The new 2010 increment to the carbon tax will make the whole regime regressive – meaning a bigger hit to low-income families relative to their income; they will be absolutely worse off even after considering the credits. For the bottom 40%, the numbers are not huge – about a $30 per year loss, but pile that on top of the HST and you get the picture. That said, it could have been worse: the2010 budget increased the credit another ten bucks to $115.50 per adult.

One might argue that the whole point is to get all households to change their behaviour in response to the carbon tax. But it is the lowest income families that have the hardest time making the capital investments needed to get ahead of the curve, and who are most locked into carbon necessities (like heat) that are difficult to reduce easily. High income families have a much easier time reducing their consumption and upgrading their homes for energy efficiency.

Like the HST, the carbon tax brings a windfall to business, with a large chunk of this year’s revenue going to corporate income tax cuts. Back in 2008, the projected recycling to business tax cuts in 2010/11 was estimated at $333 million. In the 2010/11 budget that amount has been souped up to $412 million – more than half of the anticipated $796 million in carbon tax revenues – to add onto savings coming from the HST.

Since all taxes are ultimately attributable to households, corporate tax cuts are essentially upper income tax cuts. On this basis, the top 20% of households (who own the vast majority of shares in businesses) are actually huge beneficiaries of the carbon tax regime.

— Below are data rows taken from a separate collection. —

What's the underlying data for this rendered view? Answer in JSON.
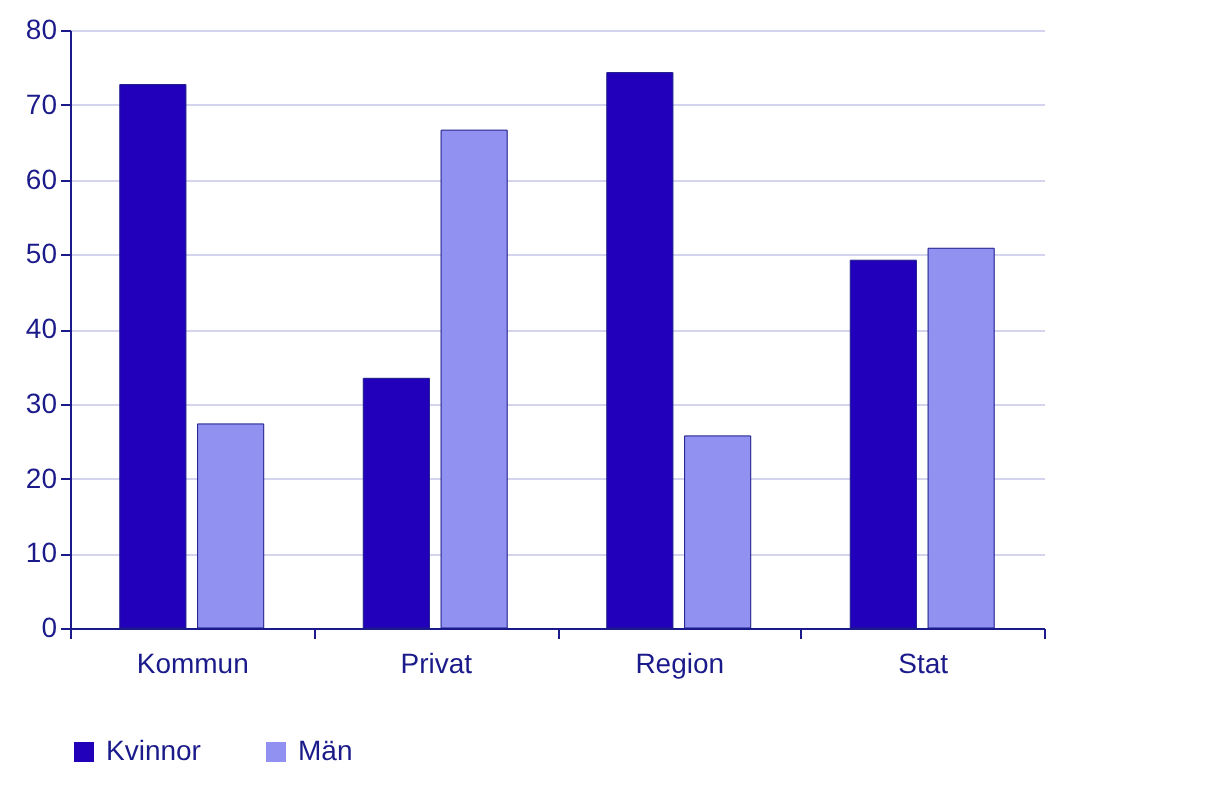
{
  "chart_data": {
    "type": "bar",
    "categories": [
      "Kommun",
      "Privat",
      "Region",
      "Stat"
    ],
    "series": [
      {
        "name": "Kvinnor",
        "color": "#2200bb",
        "values": [
          72.7,
          33.4,
          74.3,
          49.2
        ]
      },
      {
        "name": "Män",
        "color": "#9191f2",
        "values": [
          27.3,
          66.6,
          25.7,
          50.8
        ]
      }
    ],
    "ylim": [
      0,
      80
    ],
    "yticks": [
      0,
      10,
      20,
      30,
      40,
      50,
      60,
      70,
      80
    ],
    "grid": "y",
    "legend": "bottom"
  }
}
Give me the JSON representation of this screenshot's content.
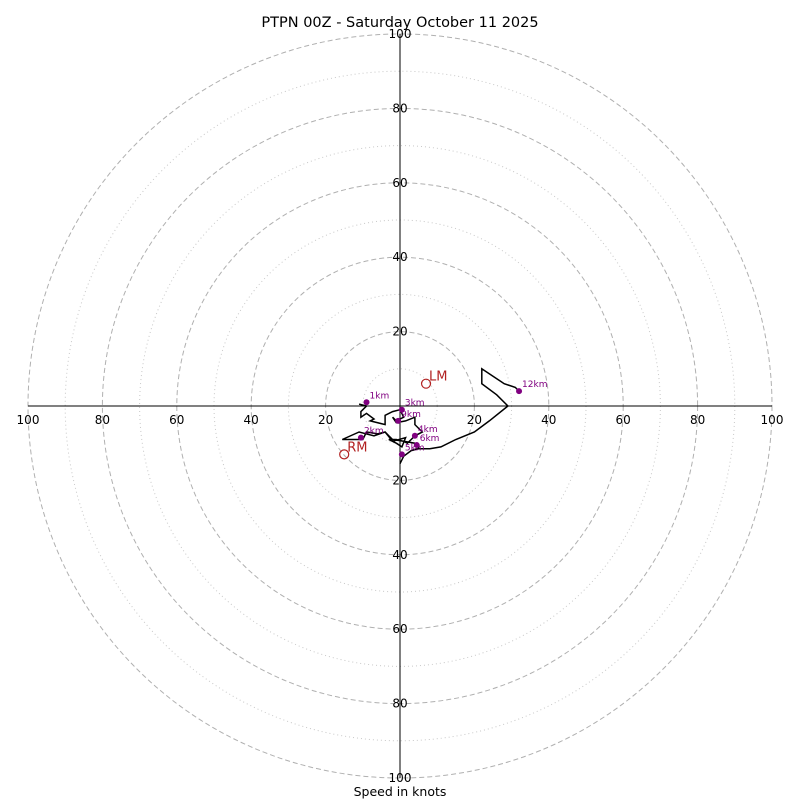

Lee defends carbon taxes as “an important policy tool in battle against global warming,” but argues that they should be structured to hit the richest, not the poorest, and that half the revenue should be used for “major improvements in public transit, energy efficiency retrofits, and green jobs training programs.”

We don’t disagree in principle. Carbon taxes can be a useful tool, IF they are combined with concrete action to phase out fossil fuels rapidly and provide alternatives. Unfortunately, pro-business governments (ie, all governments in Canada) aren’t going to do that.